‘Home Invasion’ TikToker Blames Public Outrage on Anti-Black Racism, Mocks ‘Weak’ UK Laws

Bacari-Bronze O'Garro at Thames Magistrates' Court where he was charged with failing to co
Lucy North/PA Images via Getty Images

A TikToker who provoked international outrage after storming into a random private home for a ‘prank’ has blamed the controversy on Anti-Black racism, and has also mocked UK laws as being “weak” after he was let off with a small fine.

Bacari-Bronze O’Garro, who operates under the internet handle Mizzy, has blamed outrage caused by his prank videos on anti-Black racism while speaking to various UK media outlets.

O’Garro was fined £365 (~$450) over his actions by a UK court on Wednesday, a punitive measure that has been described as “tiny”, with some expressing concern that the punishment will not serve as a deterrent to the 18-year-old. As reported by the Evening Standard, O’Grarro was also handed a Criminal Behaviour Order with conditions banning him from trespassing or uploading videos without the consent of those featured for two years.

Meanwhile, the TikToker has repeatedly linked the public outrage over his videos — which involve him running into strangers’ houses, stealing people’s dogs and asking random passers-by if they want to die — is ultimately caused by anti-black racism.

“I’m a Black male doing these things and that’s why there’s such an uproar on the internet,” he told The Independent.

The prankster later repeated the claim during a heated interview with TV personality Piers Morgan, who hurled insults at each other for just over 11 minutes during a segment on TalkTV.

When pushed on his family background, O’Garro accused Morgan of only caring about the situation he grew up in because he was Black, rejecting the interviewer’s response that he does not “give a damn” about the TikToker’s skin colour.

Perhaps the only point the pair agreed on was the effectiveness of the UK legal system, with O’Garro openly describing the UK law he was fined under as being weak.

“UK laws are weak, simple as,” he said. “And that’s not my fault. That’s not my fault.”

O’Garro’s extremely confrontational stance, both with Piers Morgan and in his other appearances online since the court case concluded, contrasts very harshly with the contrite, regretful person presented to the judge. As reported, O’Garro’s lawyer told the court the youth had apologised to his victims, and that “He never intended to cause any distress or upset by his actions… He has now had the opportunity to reflect and realises that what he did was very stupid and very wrong and acknowledges it must have been extremely upsetting for the family whose house he entered.”

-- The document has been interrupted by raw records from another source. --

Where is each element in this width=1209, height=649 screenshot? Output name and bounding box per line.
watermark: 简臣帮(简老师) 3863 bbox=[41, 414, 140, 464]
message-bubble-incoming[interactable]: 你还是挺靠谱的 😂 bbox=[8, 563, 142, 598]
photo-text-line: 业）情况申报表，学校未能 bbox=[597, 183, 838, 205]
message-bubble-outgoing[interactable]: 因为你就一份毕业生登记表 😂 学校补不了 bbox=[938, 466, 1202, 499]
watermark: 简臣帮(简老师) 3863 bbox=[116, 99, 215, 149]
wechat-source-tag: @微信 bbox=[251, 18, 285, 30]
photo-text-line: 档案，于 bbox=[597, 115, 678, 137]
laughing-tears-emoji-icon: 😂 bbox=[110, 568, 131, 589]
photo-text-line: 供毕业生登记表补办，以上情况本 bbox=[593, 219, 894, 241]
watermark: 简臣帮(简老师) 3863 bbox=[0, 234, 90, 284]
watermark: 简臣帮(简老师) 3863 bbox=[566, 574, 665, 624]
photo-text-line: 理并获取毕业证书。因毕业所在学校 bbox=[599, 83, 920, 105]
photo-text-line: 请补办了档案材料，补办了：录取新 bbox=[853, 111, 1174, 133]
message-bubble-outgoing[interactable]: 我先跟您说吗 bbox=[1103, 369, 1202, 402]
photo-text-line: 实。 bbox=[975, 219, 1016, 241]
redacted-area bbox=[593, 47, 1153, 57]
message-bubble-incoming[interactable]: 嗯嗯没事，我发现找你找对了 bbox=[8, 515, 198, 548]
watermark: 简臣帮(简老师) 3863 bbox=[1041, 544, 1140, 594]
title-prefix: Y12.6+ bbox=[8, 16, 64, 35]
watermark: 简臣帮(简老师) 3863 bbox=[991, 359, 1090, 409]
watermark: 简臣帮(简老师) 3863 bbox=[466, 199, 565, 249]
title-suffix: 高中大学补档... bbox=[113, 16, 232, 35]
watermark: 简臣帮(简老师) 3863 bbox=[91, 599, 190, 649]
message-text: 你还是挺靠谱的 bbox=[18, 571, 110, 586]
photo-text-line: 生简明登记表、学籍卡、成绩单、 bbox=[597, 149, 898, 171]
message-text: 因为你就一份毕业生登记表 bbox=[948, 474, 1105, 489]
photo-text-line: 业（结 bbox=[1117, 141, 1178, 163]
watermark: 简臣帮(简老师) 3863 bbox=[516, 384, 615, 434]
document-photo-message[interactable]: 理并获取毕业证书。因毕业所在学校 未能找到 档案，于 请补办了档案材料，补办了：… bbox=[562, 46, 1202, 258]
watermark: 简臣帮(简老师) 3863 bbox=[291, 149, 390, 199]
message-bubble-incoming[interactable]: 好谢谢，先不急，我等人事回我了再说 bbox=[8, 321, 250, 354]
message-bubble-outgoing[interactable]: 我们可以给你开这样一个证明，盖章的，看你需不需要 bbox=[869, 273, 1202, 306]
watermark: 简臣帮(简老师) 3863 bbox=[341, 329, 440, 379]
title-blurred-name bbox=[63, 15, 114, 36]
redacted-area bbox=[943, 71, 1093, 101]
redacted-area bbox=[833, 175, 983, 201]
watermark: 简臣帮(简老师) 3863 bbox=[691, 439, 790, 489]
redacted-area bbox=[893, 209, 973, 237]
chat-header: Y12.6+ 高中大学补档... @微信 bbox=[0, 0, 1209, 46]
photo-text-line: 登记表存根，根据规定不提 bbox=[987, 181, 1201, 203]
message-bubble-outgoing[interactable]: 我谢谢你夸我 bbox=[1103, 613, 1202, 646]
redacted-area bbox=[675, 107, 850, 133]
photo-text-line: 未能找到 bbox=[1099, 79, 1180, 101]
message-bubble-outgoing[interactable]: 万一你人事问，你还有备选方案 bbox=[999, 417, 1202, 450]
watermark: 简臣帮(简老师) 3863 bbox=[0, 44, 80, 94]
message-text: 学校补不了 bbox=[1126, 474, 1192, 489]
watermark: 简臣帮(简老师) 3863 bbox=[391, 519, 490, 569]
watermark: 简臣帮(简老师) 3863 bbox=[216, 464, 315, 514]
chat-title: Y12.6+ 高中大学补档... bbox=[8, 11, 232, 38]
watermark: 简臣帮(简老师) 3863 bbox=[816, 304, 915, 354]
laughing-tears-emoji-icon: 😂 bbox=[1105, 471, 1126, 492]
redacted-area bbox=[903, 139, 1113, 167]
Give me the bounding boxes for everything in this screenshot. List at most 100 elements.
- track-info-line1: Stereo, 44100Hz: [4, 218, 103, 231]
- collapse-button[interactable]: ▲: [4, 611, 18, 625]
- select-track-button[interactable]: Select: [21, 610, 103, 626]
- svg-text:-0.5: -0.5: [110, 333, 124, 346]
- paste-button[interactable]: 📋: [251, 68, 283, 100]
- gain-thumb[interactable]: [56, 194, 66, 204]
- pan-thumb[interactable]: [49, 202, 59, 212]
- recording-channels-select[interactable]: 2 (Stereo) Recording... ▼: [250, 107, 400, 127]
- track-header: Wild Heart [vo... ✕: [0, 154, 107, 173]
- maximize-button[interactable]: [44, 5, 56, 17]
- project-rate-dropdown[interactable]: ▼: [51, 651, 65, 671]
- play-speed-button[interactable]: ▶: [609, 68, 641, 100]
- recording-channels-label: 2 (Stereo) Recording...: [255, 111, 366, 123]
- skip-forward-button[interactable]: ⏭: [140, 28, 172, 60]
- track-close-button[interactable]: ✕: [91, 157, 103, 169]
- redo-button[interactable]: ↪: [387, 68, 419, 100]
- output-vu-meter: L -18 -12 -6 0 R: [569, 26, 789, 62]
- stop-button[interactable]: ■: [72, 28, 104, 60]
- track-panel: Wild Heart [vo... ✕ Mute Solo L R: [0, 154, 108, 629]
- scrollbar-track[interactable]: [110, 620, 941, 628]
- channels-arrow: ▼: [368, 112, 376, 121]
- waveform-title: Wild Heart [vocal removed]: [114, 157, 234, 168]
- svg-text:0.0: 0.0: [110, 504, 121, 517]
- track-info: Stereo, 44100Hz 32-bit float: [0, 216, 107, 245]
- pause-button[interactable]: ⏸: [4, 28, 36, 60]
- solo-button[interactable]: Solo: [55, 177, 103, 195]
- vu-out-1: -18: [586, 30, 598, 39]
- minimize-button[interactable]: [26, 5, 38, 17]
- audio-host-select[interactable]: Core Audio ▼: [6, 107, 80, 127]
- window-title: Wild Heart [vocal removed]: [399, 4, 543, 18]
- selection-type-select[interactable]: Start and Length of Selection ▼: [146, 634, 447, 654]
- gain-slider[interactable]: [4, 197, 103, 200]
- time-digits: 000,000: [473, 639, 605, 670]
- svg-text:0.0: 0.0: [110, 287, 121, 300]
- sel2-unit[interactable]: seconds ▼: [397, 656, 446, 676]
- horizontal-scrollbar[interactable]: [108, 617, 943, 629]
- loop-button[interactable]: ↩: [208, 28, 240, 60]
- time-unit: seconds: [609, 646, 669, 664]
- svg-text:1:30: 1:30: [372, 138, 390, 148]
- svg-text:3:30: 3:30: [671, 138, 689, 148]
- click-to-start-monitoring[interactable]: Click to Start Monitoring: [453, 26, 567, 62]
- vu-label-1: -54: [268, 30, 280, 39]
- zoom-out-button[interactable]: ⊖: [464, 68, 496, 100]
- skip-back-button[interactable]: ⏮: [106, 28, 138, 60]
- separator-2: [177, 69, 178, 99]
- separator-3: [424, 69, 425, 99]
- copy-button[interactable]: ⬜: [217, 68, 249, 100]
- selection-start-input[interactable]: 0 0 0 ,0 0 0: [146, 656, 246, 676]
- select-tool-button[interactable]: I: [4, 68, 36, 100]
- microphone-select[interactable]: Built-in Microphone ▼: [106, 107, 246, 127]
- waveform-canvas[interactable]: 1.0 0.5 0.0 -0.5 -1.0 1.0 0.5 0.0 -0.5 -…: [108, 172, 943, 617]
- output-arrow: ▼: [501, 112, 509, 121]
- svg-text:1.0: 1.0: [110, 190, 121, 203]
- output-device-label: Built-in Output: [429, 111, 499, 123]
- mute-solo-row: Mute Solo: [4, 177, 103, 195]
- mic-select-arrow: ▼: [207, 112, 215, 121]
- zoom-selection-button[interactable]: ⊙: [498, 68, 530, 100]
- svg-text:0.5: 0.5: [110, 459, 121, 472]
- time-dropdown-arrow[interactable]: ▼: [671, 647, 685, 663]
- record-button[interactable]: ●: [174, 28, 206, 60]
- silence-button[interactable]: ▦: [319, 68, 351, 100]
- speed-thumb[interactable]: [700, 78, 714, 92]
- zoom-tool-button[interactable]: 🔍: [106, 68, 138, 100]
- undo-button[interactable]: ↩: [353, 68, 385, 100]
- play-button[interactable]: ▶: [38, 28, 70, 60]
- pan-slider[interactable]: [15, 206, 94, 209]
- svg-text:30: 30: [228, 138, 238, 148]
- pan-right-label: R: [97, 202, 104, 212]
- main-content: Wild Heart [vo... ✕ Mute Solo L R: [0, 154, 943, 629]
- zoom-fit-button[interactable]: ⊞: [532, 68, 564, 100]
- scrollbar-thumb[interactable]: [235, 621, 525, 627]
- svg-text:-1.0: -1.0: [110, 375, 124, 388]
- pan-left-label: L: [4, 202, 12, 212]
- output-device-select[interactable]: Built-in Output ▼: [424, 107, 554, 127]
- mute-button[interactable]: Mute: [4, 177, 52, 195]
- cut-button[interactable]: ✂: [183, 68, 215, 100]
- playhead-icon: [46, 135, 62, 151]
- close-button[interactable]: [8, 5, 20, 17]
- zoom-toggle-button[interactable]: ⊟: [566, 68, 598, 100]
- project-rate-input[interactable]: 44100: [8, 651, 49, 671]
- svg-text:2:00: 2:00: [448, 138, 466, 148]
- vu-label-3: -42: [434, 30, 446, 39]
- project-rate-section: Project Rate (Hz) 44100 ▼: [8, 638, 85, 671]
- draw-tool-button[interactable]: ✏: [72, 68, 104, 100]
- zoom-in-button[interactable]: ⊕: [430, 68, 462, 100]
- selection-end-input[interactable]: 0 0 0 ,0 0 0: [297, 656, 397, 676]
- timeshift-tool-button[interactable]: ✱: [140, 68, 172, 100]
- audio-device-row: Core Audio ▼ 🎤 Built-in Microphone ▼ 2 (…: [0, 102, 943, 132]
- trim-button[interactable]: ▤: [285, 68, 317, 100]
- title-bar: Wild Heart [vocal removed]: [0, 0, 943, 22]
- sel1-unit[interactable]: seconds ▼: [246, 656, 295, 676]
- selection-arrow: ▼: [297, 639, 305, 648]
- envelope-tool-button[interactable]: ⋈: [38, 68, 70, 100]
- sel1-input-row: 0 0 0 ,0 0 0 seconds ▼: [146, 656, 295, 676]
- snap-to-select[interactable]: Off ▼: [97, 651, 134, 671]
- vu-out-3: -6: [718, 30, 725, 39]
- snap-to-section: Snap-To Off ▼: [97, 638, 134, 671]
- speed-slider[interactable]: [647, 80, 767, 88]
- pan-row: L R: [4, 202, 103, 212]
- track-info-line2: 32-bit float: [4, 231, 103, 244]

Speaking in the interview with O’Garro, Morgan expressed concern that he had shown no “real remorse”.


British politicians have now begun trying to use O’Garro’s case as an excuse to push through the government’s Online Safety Bill, a piece of legislation that will effectively destroy encrypted messaging within the country, while also implementing a stringent progressive-leaning censorship regime on social media outlets.

“This content is distributing and upsetting,” Leftist Labour politician Alex Davies-Jones MP remarked. “Yet another example of how we desperately need the Online Safety Bill to hold the social media platforms to account.”

O’Garro himself does not appear to be letting his harsh time in the limelight go to waste, publicly plugging his new streaming account on Amazon-owned website Twitch while conducting his interview with Piers Morgan.

“I’m gonna start streaming on Twitch,” he said. “IRL streams. Gaming streams. My Twitch is MizzyIsLive if you wanna get at that.”